# New Avy Trend



## x65943 (Oct 2, 2017)

Vinscool mania never dies
































Grab this template and make your own!




(Template may not appear properly in dark theme)

_*AND*_ some awesome people made some OC!


----------



## Beerus (Oct 2, 2017)

dank


----------



## Dionicio3 (Oct 2, 2017)

x65943 said:


> Vinscool mania never dies
> 
> 
> 
> ...


Oh no


----------



## Ricken (Oct 2, 2017)

x65943 said:


> Vinscool mania never dies
> 
> 
> 
> ...


I had a feeling this would happen


----------



## dAVID_ (Oct 2, 2017)

Dionicio3 said:


> Oh no



Oh yes~!

--------------------- MERGED ---------------------------

I'm going to make a gordon freeman one


----------



## Deleted User (Oct 2, 2017)

oh fuck


----------



## Kioku_Dreams (Oct 2, 2017)

@VinsCool why do you do this? D:


----------



## VinsCool (Oct 2, 2017)

Oh, that took a lot longer than what I thought.
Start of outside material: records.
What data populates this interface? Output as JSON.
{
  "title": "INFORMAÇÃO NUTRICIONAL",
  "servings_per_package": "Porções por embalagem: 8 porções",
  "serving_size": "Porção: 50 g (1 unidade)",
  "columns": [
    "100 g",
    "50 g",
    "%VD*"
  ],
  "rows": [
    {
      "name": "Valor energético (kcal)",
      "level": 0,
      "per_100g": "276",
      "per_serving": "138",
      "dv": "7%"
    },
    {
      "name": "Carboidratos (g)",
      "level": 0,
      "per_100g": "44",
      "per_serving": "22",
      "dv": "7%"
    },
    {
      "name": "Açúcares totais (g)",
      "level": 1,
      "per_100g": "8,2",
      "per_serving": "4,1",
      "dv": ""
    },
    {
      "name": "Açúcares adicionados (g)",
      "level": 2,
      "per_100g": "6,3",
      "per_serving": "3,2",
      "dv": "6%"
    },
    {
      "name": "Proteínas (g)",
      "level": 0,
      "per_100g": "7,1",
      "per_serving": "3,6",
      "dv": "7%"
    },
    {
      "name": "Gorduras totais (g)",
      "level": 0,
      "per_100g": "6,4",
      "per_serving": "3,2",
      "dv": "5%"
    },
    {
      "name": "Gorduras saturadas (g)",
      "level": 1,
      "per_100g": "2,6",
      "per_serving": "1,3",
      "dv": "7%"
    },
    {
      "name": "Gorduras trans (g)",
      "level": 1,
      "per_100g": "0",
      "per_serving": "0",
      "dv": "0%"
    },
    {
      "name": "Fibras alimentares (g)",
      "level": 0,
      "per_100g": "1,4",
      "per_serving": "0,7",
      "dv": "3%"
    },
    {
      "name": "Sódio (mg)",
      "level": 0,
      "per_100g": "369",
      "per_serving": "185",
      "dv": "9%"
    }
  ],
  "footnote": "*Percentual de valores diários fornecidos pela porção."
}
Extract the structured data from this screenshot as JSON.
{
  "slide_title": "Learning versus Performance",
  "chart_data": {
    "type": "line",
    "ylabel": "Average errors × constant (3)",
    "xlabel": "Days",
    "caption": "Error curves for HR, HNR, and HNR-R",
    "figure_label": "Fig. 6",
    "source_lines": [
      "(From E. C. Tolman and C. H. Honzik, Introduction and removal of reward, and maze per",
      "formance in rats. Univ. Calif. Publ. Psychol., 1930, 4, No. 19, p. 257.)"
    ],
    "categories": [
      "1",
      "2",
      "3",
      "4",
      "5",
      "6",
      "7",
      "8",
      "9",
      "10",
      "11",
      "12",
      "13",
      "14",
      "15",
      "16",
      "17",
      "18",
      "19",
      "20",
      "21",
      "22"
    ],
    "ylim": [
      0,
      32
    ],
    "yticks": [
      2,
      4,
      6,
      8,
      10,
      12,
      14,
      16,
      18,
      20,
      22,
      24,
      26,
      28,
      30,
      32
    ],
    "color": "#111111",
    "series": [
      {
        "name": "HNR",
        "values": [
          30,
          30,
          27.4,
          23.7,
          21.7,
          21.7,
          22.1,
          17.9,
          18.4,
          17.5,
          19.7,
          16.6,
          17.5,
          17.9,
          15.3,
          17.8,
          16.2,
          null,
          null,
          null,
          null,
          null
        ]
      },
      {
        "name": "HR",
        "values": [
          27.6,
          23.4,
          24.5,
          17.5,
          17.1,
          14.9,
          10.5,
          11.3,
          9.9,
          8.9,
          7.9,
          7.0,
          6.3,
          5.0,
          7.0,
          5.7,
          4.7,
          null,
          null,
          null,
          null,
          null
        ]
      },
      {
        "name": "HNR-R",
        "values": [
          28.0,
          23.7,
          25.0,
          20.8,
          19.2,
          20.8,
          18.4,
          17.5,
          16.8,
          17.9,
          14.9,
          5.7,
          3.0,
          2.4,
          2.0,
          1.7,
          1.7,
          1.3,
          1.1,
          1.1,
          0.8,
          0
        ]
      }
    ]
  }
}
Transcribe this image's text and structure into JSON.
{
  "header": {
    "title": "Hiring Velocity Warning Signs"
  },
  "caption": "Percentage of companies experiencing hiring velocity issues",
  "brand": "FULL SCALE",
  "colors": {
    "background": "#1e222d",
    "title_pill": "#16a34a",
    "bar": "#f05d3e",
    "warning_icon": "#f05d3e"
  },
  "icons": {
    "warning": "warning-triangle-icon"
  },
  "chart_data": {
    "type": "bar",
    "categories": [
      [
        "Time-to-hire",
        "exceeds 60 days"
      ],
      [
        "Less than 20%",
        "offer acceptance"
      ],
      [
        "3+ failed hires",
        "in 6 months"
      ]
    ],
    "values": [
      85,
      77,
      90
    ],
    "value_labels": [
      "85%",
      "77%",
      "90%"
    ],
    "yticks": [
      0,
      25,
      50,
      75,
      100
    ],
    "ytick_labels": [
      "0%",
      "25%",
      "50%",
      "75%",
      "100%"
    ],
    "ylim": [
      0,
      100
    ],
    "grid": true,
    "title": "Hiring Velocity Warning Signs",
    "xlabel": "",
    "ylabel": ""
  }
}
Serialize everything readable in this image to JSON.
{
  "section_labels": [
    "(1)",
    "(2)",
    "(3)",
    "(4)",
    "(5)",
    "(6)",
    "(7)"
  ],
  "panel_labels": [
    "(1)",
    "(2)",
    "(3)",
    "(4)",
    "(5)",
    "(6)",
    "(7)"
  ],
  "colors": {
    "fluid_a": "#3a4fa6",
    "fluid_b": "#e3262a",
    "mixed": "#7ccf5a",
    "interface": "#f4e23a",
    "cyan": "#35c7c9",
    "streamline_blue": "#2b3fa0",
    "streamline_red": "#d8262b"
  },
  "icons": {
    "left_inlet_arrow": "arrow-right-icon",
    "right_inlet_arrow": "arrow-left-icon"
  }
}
Nice mockup @x65943  They're wellm made.

By the way guys, just so you know, at no point I want everyone to copy my profile picture, or to start making silly trends under my name. Hope you understand.

By the way, I used this image to get my previous Toon Link avatars.



Spoiler: Toon Link Faces


----------



## VinsCool (Oct 2, 2017)

x65943 said:


>


Oh my god @Lilith Valentine That's superb


----------



## Beerus (Oct 2, 2017)

could have been better


----------



## BlueFox gui (Oct 2, 2017)

sonic mania is better
also make one with knuckles saying OH NO


----------



## drenal (Oct 2, 2017)

i ain't got one and i can't draw. well shit


----------



## Deleted User (Oct 2, 2017)

I wanna make one for myself but I don't have a proper place to sit so I can draw, nor do I know where my drawing tablet is since we quite literally just moved


----------



## BlueFox gui (Oct 2, 2017)

i draw on 3DS or with mouse
MEN DRAW WITH MOUSE  >: )


----------



## drenal (Oct 2, 2017)

BlueFox gui said:


> i draw on 3DS or with mouse
> MEN DRAW WITH MOUSE  >: )


i can't draw whatsoever, does that count?


----------



## BlueFox gui (Oct 2, 2017)

drenal said:


> i can't draw whatsoever, does that count?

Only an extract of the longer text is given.